For these reasons, the two letters need to be considered as distinct in lowercase, even if their capitalized form
are to the same capital Sigma letter.
(In fact, to help prevent the loss of information, the capitalization of text by mapping algorithms should no longer
be performed at all on texts, when this is just needed either as a rendering style, or for collation and search
purposes, unless the capitalization is absolutely required by the standard orthography of languages: the capitals
are to be treated as distinct from the small letters; this is especially important for dictionaries, and can explain
why, for example, Wiktionnary.org instances were created with significant case including for the first letter of
article names; instead the search facility can cope with those difference, and can help find the other articles and
provide links to the other articles when appropriate).
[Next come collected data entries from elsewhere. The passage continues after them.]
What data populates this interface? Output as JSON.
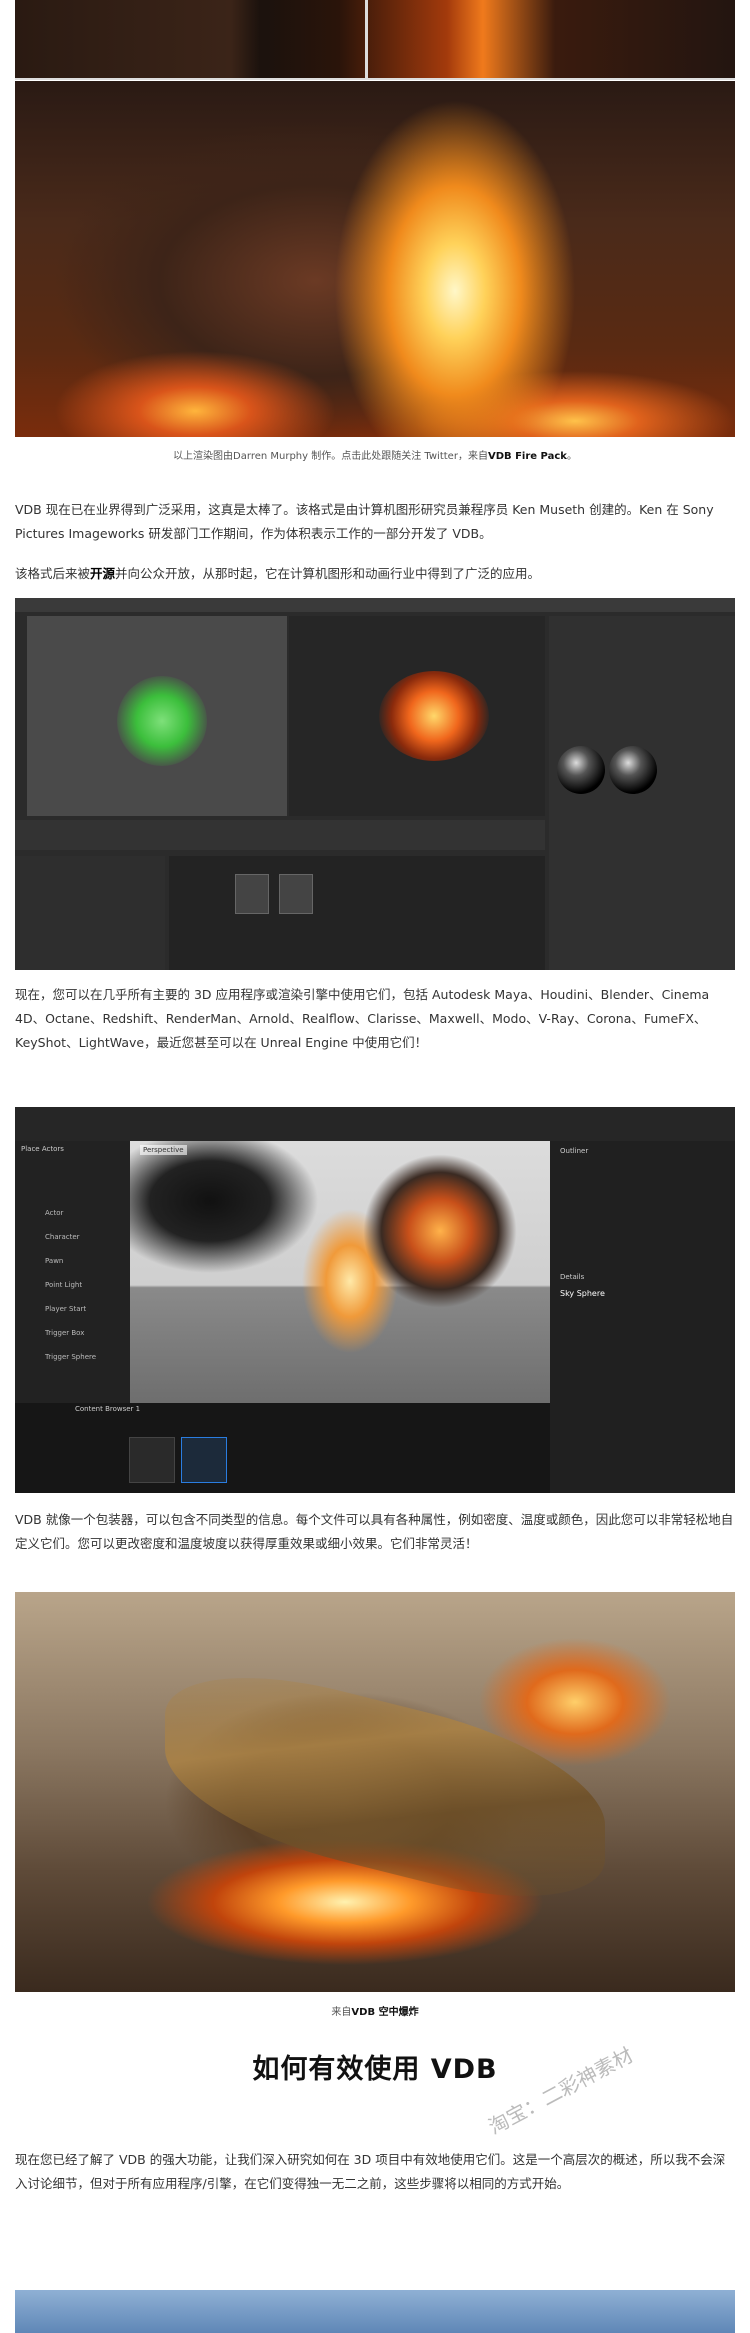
{
  "caption_1": {
    "prefix": "以上渲染图由Darren Murphy 制作。点击此处跟随关注 Twitter，来自",
    "highlight": "VDB Fire Pack",
    "suffix": "。"
  },
  "paragraph_1": "VDB 现在已在业界得到广泛采用，这真是太棒了。该格式是由计算机图形研究员兼程序员 Ken Museth 创建的。Ken 在 Sony Pictures Imageworks 研发部门工作期间，作为体积表示工作的一部分开发了 VDB。",
  "paragraph_2": {
    "prefix": "该格式后来被",
    "highlight": "开源",
    "suffix": "并向公众开放，从那时起，它在计算机图形和动画行业中得到了广泛的应用。"
  },
  "paragraph_3": "现在，您可以在几乎所有主要的 3D 应用程序或渲染引擎中使用它们，包括 Autodesk Maya、Houdini、Blender、Cinema 4D、Octane、Redshift、RenderMan、Arnold、Realflow、Clarisse、Maxwell、Modo、V-Ray、Corona、FumeFX、KeyShot、LightWave，最近您甚至可以在 Unreal Engine 中使用它们！",
  "paragraph_4": "VDB 就像一个包装器，可以包含不同类型的信息。每个文件可以具有各种属性，例如密度、温度或颜色，因此您可以非常轻松地自定义它们。您可以更改密度和温度坡度以获得厚重效果或细小效果。它们非常灵活！",
  "caption_2": {
    "prefix": "来自",
    "highlight": "VDB 空中爆炸",
    "suffix": ""
  },
  "section_heading": "如何有效使用 VDB",
  "paragraph_5": "现在您已经了解了 VDB 的强大功能，让我们深入研究如何在 3D 项目中有效地使用它们。这是一个高层次的概述，所以我不会深入讨论细节，但对于所有应用程序/引擎，在它们变得独一无二之前，这些步骤将以相同的方式开始。",
  "watermark": "淘宝：二彩神素材",
  "app2_labels": {
    "outliner": "Outliner",
    "details": "Details",
    "sky_sphere": "Sky Sphere",
    "place_actors": "Place Actors",
    "perspective": "Perspective",
    "content_browser": "Content Browser 1",
    "actor_items": [
      "Actor",
      "Character",
      "Pawn",
      "Point Light",
      "Player Start",
      "Trigger Box",
      "Trigger Sphere"
    ]
  },
  "colors": {
    "accent_blue": "#2a7de0",
    "text": "#333333",
    "heading": "#111111"
  }
}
So if you accept that case is significant, you have to accept that other letter forms are also significant in
multicameral scripts like Latin and Greek (which are not purely bicameral). Similar considerations could have been
applied to Arabic, but for legacy reasons, the contextual forms are not made distinct and this creates the
additional encoding difficulties to control the letter forms with extra joiners/disjoiners, that make no sense in
Arabic by themselves, unless you consider that the letter + the (dis)joiner are the way we encode "atomically" the
letter forms (but this is not the way it works: the (dis)joiners have to be inserted contextually, and this does not
help automating the text input:
There should exist a way to remap a text that contain unnecessary (dis)joiners to its canonical form (according to
the existing joining rules), and make the reverse without changing the text. But the joining properties are not
considered in the current specification of the standard canonicalisation forms of Unicode. I think that this should
be corrected by adding another canonicalization mapping specific to Arabic (even if this "changes" apparently the
normalized equivalences). Similar algorithms should be developed as well for other Asian scripts that use joining
controls. For Latin, the usage of compatibility mappings (NFKC/NFKD) should also be deprecated in favor of the
systematic use of joiner controls where appropriate (for example for the ligatures fi/fl/ffi/ffl/... by remapping
the ligatures with equivalent sequences using normal letters and joiners, and rempping the non-ligatured letters
with the disjoiners, and also making these equivalent under the new canonicalization schemes).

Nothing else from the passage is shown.